MySpace has the same obligation. It is no different for offline business and organizations.
Parents do teach these things and teens proptly ignore them. Jeeze, people! How long has it been since you were teenagers? Please don't tell me that you were all angels and saints who never ignored what your parents said because you thought you knew better.
Parents can only do so much, and I will agree that some don't do enough, but we parents need help on the other side for the times our kids do dumbass things.
Can anyone tell I am really bored today? ;)
You can bet when the government gets involved there will be some drastic changes.
As webwork pointed out there isn't really any good way, from a programming standpoint, to "protect" minors.
And from an human editorial standpoint it's an even more unmanageable situation.
So, what might the government force MySpace to do?
1) Force them to verify age using creditcards or scanned/faxed IDs.
- Result: People stop using MySpace, it disappears overnight.
2) Force them to develop some kind of automated system to flag certain types of conversation for editorial review.
- Result: Big brother. People stop using MySpace, it disappears overnight.
3) Force them to allow no interaction between people under (pick an arbitrary age) 18.
- Result: People lie about their age and if that doesn't work, MySpace disappears overnight.
And once MySpace is gone? People will use some other social net site. And if the US imposes regulations that apply to all social networking? Social networking moves overseas.
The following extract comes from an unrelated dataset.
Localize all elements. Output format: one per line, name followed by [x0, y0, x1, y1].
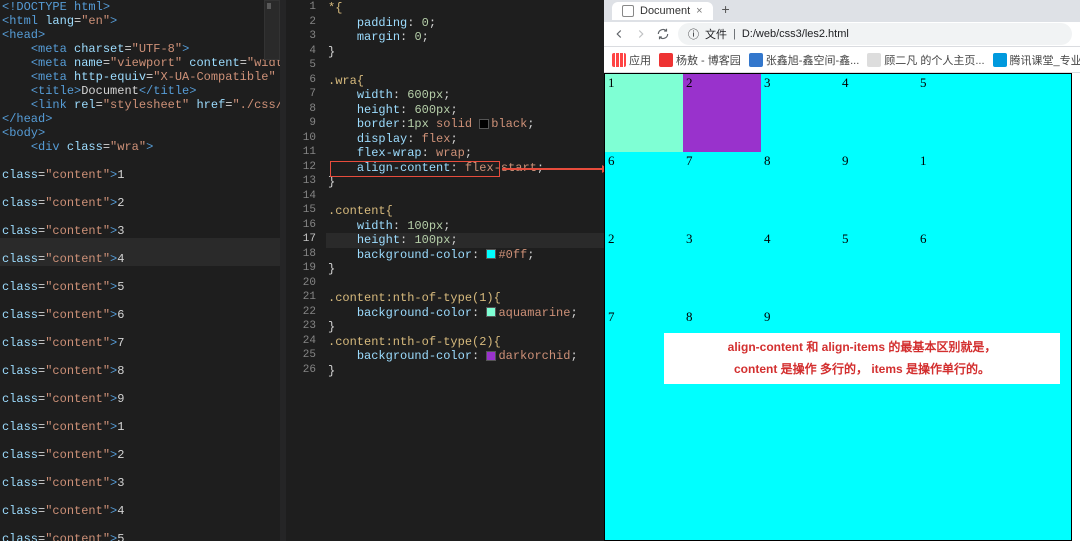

Once you assign the responsibility for this kind of thing to the service providers, that's the end of the service because there's really nothing they can do to stop it.
[edited by: IanKelley at 10:51 pm (utc) on Jan. 19, 2007]
If you want to protect the children, require an adult to create the account using a valid CC and some other information, perhaps force them to use VERIFIED BY VISA which requires a PIN number.
However, I'll stick with teaching the kid, take responsibility for protecting your own family, I did, it's not MySpace's job. If you don't trust the kid, install software on the kid's computer that will track what they do and report back to you where they went and what they typed.
Your kids are your job, nobody else's.
I would never let my child on myspace. Too much at risk.
I do think myspace should limit membership to adults only. +18
No-one here is saying that teenagers should be utterly protected - but to pretend sites who invite kids in have NO responibility is really sad.
If myspace (etc), had any kind of warning or protection, they might have a defence - but they want to rip off the kids money, and don't care who else does what.
Even in the 'real' world, you'd expect service providers to have some kind of security and / or warnings (ever been to a public swimming facility)
So what's so wrong with websites doing something in return for the billions they pick from the kids pockets?
Kids are the future - everybody's future. Treat 'em bad, and they'll stay bad.
1. The internet requires no physical contact between people.
2. Without physical contact, there is no way to ensure that a person presenting a credit card or even an ID of some form, is actually the person listed on the credit card or ID. Thus there is no way to do age-verification without face to face, physical contact. Telephone and fax are not a form of physical contact.
3. The internet is not a childrens playground. The internet was not designed as a safe place for children to play.
4. The internet is like the real world. There are good places, there are bad places. Just like the real world, the internet requires parental supervision. To think otherwise means you do not have a realistic understanding of the internet.
Personally, I think it is time for people to start realizing that the internet was not designed as a playground for children and that because the internet spans the universe, it is not ever going to become as safe place for children.